RBMHTechnology/eventuate

EventsourcedProcessor: write batch size exceeding partition size

Closed this issue · 9 comments

Hi,

I just ran into the following exception with one of my EventsourcedProcessors (a StatefulProcessor to be specific). During recovery the processor crashes with a write failure due to the write batch size exceeding the configured partition size (here 16000).

Caused by: java.lang.IllegalArgumentException: requirement failed: write batch size (28611) must not be greater than maximum partition size (16000)
    at scala.Predef$.require(Predef.scala:224)
    at com.rbmhtechnology.eventuate.log.EventLog$.com$rbmhtechnology$eventuate$log$EventLog$$adjustSequenceNr(EventLog.scala:675)
    at com.rbmhtechnology.eventuate.log.EventLog$$anonfun$writeBatches$1.apply(EventLog.scala:558)
    at com.rbmhtechnology.eventuate.log.EventLog$$anonfun$writeBatches$1.apply(EventLog.scala:558)
    at scala.util.Try$.apply(Try.scala:192)
    at com.rbmhtechnology.eventuate.log.EventLog.writeBatches(EventLog.scala:558)
    at com.rbmhtechnology.eventuate.log.EventLog.com$rbmhtechnology$eventuate$log$EventLog$$processReplicationWrites(EventLog.scala:528)
    at com.rbmhtechnology.eventuate.log.EventLog$$anonfun$com$rbmhtechnology$eventuate$log$EventLog$$initialized$1.applyOrElse(EventLog.scala:433)
    at akka.actor.Actor$class.aroundReceive(Actor.scala:484)
    at com.rbmhtechnology.eventuate.log.EventLog.aroundReceive(EventLog.scala:247)
    at akka.actor.ActorCell.receiveMessage(ActorCell.scala:526)
    at akka.actor.ActorCell.invoke(ActorCell.scala:495)
    at akka.dispatch.Mailbox.processMailbox(Mailbox.scala:257)
    at akka.dispatch.Mailbox.run(Mailbox.scala:224)
    at java.util.concurrent.ThreadPoolExecutor.runWorker(ThreadPoolExecutor.java:1142)
    at java.util.concurrent.ThreadPoolExecutor$Worker.run(ThreadPoolExecutor.java:617)
    at java.lang.Thread.run(Thread.java:745)

I think the EventsourcedProcessors write() requests a ReplicationWrite without respecting any batch sizes at all - not sure if that's the real issue though.

Cheers,
Gregor

Write batch sizes are limited by eventuate.log.replay-batch-size during recovery but if you generate many processed events per replayed event you may still run into this (known) issue.
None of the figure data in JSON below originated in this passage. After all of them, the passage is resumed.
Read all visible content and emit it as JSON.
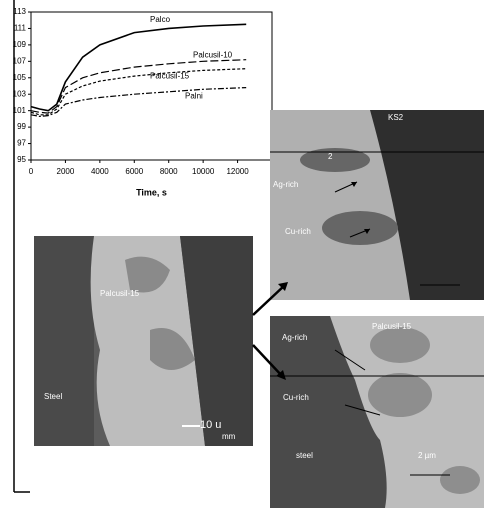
{
  "chart_data": {
    "type": "line",
    "x_label": "Time, s",
    "x": [
      0,
      500,
      1000,
      1500,
      2000,
      3000,
      4000,
      6000,
      8000,
      10000,
      12500
    ],
    "series": [
      {
        "name": "Palco",
        "color": "#000000",
        "dash": "",
        "values": [
          101.5,
          101.2,
          101,
          101.8,
          104.5,
          107.5,
          109,
          110.5,
          111,
          111.3,
          111.5
        ]
      },
      {
        "name": "Palcusil-10",
        "color": "#000000",
        "dash": "8 3",
        "values": [
          101,
          100.8,
          100.7,
          101.5,
          103.8,
          105,
          105.6,
          106.3,
          106.7,
          107,
          107.2
        ]
      },
      {
        "name": "Palcusil-15",
        "color": "#000000",
        "dash": "3 2",
        "values": [
          100.8,
          100.5,
          100.5,
          101.2,
          103,
          104,
          104.6,
          105.2,
          105.6,
          105.9,
          106.1
        ]
      },
      {
        "name": "Palni",
        "color": "#000000",
        "dash": "6 2 2 2",
        "values": [
          100.5,
          100.3,
          100.4,
          100.8,
          101.8,
          102.3,
          102.6,
          103,
          103.3,
          103.6,
          103.8
        ]
      }
    ],
    "xlim": [
      0,
      14000
    ],
    "xticks": [
      0,
      2000,
      4000,
      6000,
      8000,
      10000,
      12000
    ],
    "ylim": [
      95,
      113
    ],
    "yticks": [
      95,
      97,
      99,
      101,
      103,
      105,
      107,
      109,
      111,
      113
    ]
  },
  "images": {
    "left": {
      "labels": [
        "Palcusil-15",
        "Steel",
        "10 u",
        "mm"
      ]
    },
    "top_right": {
      "labels": [
        "Ag-rich",
        "Cu-rich",
        "2",
        "KS2"
      ]
    },
    "bottom_right": {
      "labels": [
        "Palcusil-15",
        "Ag-rich",
        "Cu-rich",
        "steel",
        "2 µm"
      ]
    }
  }
}
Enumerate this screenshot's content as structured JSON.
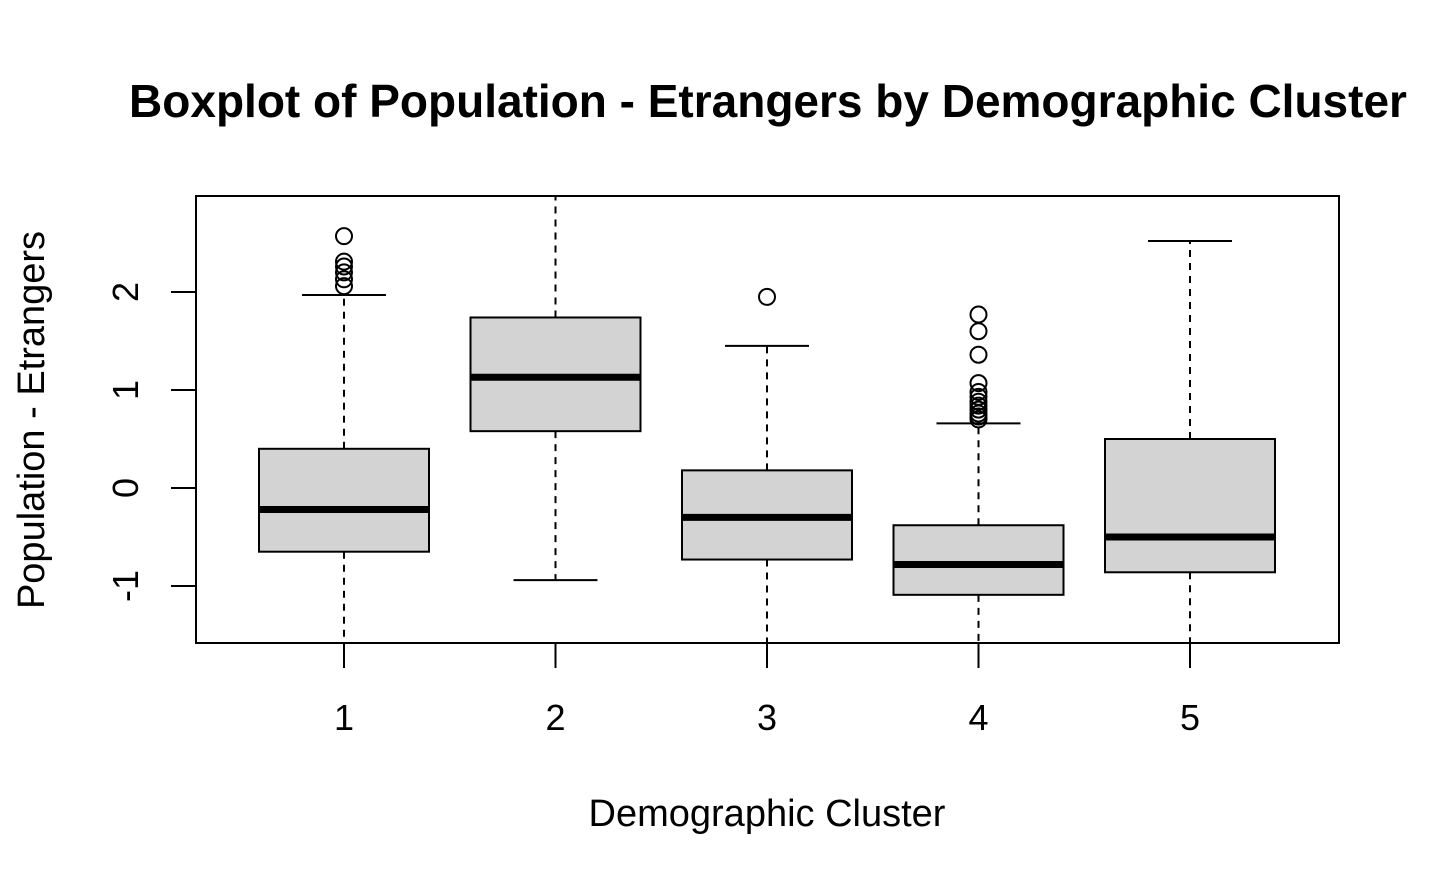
{
  "chart_data": {
    "type": "boxplot",
    "title": "Boxplot of Population - Etrangers by Demographic Cluster",
    "xlabel": "Demographic Cluster",
    "ylabel": "Population - Etrangers",
    "categories": [
      "1",
      "2",
      "3",
      "4",
      "5"
    ],
    "y_ticks": [
      -1,
      0,
      1,
      2
    ],
    "y_tick_labels": [
      "-1",
      "0",
      "1",
      "2"
    ],
    "ylim": [
      -1.58,
      2.98
    ],
    "grid": false,
    "box_fill": "#d3d3d3",
    "line_color": "#000000",
    "boxes": [
      {
        "category": "1",
        "whisker_low": -1.58,
        "q1": -0.65,
        "median": -0.22,
        "q3": 0.4,
        "whisker_high": 1.97,
        "outliers": [
          2.06,
          2.13,
          2.2,
          2.26,
          2.31,
          2.57
        ]
      },
      {
        "category": "2",
        "whisker_low": -0.94,
        "q1": 0.58,
        "median": 1.13,
        "q3": 1.74,
        "whisker_high": 2.98,
        "outliers": []
      },
      {
        "category": "3",
        "whisker_low": -1.58,
        "q1": -0.73,
        "median": -0.3,
        "q3": 0.18,
        "whisker_high": 1.45,
        "outliers": [
          1.95
        ]
      },
      {
        "category": "4",
        "whisker_low": -1.58,
        "q1": -1.09,
        "median": -0.78,
        "q3": -0.38,
        "whisker_high": 0.66,
        "outliers": [
          0.7,
          0.73,
          0.76,
          0.8,
          0.84,
          0.88,
          0.93,
          0.98,
          1.07,
          1.36,
          1.6,
          1.77
        ]
      },
      {
        "category": "5",
        "whisker_low": -1.58,
        "q1": -0.86,
        "median": -0.5,
        "q3": 0.5,
        "whisker_high": 2.52,
        "outliers": []
      }
    ]
  }
}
An already recovered processor that is under high load may also cause this issue.

Processing via the Akka Streams API will be the recommended way in to future to process events. It is currently work in progress and addresses all these issues. Expect a merge to master within the next weeks.

In any case, I'll add the bug label here as this should be fixed regardless whether the Akka Streams based processor API is in place or not. Thanks for reporting!

@kongo2002 this is now fixed in #336. Please review and give it a try, thanks!

@krasserm great news - thanks a bunch!

@krasserm I just retried with the latest snapshot version and it works - great! You now have to look out for the correct write-batch-size of course.

Glad to hear that 😃 An alternative could be to allow a processor to generate more than write-batch-size events per input event at the risk of causing the same error you reported. But in this case this is a decision taken by the processor. For all other cases i.e. if a processor only generates less than write-batch-size events per input event, the aggregated batch size will never exceed write-batch-size. If this is a better alternative for you, I'm fine switching to it. WDYT?

Actually, an EventsourcedActor could also generate an event batch larger than write-batch-size if it persists more than write-batch-size events per command. I think we should either allow a processor to do that as well or restrict EventsourcedActor to not persisting more than write-batch-size per command.

My current preference is to allow a processor to generate more than write-batch-size events per input event as this still has a (good) chance to succeed. In any case both, EventsourcedProcessor and EventsourcedActor, should have the same batch size limitation policy (which is currently not the case). Thoughts?

Yes, I think you are right. Both EventsourcedProcessor and EventsourcedActor should behave the same regarding batch size limitations.
Then I would suggest aligning the processor to the EventsourcedActor's behavior while logging a warning as soon as the write-batch-size is exceeded.

Ok, expect an update soon. Will also cover things discussed here and the following comments.

@kongo2002 #341 covers these changes. Should be in master tomorrow I think.